Single by King Stingray

from the album King Stingray
- Released: 14 March 2022
- Length: 3:39
- Label: Cooking Vinyl Australia
- Songwriter(s): Roy Kellaway
- Producer(s): Roy Kellaway

King Stingray singles chronology
| "Milkumana" (2021) | "Camp Dog" (2022) | "Let's Go" (2022) |

Music video
- "Camp Dog" on YouTube

= Camp Dog (song) =

2022 single by King Stingray

"Camp Dog" is a song by Australian rock group King Stingray, released on 14 March 2022 as the fourth single from their self-titled debut studio album (2022).
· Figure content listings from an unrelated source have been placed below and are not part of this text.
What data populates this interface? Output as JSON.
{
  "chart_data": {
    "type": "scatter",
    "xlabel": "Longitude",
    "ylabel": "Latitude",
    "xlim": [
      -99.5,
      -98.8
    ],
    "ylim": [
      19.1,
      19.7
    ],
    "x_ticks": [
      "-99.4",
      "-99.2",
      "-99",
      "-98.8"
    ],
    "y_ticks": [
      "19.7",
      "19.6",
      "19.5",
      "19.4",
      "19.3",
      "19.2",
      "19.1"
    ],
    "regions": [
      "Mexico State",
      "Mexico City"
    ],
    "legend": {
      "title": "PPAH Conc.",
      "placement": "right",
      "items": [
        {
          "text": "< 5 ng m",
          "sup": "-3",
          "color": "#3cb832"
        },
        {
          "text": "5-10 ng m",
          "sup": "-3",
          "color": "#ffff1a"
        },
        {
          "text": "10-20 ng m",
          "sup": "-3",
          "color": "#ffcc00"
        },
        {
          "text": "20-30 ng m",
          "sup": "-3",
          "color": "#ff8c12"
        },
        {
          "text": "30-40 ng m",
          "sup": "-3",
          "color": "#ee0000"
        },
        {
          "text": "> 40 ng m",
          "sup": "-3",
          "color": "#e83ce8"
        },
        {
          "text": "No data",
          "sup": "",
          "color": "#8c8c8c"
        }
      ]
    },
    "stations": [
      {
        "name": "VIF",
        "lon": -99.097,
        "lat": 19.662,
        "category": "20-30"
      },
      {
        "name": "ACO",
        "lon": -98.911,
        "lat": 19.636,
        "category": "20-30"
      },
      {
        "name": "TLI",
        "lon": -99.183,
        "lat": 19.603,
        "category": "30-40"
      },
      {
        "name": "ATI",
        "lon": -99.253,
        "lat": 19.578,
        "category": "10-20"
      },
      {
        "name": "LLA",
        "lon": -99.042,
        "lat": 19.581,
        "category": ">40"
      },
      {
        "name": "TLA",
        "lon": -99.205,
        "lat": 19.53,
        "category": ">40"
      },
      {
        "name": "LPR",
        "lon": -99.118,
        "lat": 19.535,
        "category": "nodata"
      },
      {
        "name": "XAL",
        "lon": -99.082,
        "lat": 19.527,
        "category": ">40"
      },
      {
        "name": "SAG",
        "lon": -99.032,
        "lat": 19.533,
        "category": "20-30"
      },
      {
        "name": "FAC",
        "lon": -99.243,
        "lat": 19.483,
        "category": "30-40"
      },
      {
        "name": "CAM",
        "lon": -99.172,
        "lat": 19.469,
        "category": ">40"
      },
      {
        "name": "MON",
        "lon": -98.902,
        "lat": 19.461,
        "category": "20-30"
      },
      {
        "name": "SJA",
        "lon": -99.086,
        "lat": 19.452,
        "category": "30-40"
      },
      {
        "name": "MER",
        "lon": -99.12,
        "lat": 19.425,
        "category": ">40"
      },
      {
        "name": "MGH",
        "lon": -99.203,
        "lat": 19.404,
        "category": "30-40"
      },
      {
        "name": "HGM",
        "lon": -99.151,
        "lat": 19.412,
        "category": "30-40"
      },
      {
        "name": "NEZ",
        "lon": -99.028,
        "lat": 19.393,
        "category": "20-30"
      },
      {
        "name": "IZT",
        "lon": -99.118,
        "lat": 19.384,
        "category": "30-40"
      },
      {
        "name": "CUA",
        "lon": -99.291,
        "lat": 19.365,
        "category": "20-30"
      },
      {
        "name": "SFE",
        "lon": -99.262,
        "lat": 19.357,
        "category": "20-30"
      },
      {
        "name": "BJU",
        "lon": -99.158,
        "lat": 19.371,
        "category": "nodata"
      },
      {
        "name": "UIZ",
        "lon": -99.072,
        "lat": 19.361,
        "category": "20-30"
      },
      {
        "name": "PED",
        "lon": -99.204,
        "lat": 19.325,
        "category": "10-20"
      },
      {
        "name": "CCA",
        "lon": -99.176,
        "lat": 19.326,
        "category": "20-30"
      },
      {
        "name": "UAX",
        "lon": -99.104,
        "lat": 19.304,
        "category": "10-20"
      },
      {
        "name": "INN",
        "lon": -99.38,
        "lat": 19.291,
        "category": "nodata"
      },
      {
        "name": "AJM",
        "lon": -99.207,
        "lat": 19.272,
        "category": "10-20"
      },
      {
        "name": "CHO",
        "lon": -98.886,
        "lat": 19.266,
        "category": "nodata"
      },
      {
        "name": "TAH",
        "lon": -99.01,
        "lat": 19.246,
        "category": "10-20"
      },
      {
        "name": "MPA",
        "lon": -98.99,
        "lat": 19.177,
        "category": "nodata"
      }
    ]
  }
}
The title refers to the dogs that wander the streets of Yirrkala, in East Arnhem Region, where the band members grew up. Guitarist Roy Kellaway said, "Life with the camp dogs... It's a really big part of growing up for us, everyone collectively looks after them. They all have so much character and you had to walk in certain areas to avoid the cheeky dogs.They were like the kings of the streets. [The song] is about an adoration for our life with our community dogs."

The song placed third in the 2022 Vanda & Young Global Songwriting Competition.

At the AIR Awards of 2023 the song was nominated for Independent Song of the Year.

==Music video==
The animated music video was created by Reid McManus, with McManus saying "The music video follows a group of camp dogs getting up to all kinds of mischief. Every moment of the video is inspired by true experiences from the band members. There's also a lot of compassion and love for these camp dogs who are a part of the community." Lochie Schuster from Happy TV said "The video is a perfect pairing to the band's carefree brand of Yolŋu surf-rock, providing plenty of giggles, backboned by a stunning track full of catchy, fuzzed-out riffs and King Sting's signature, warm vocals."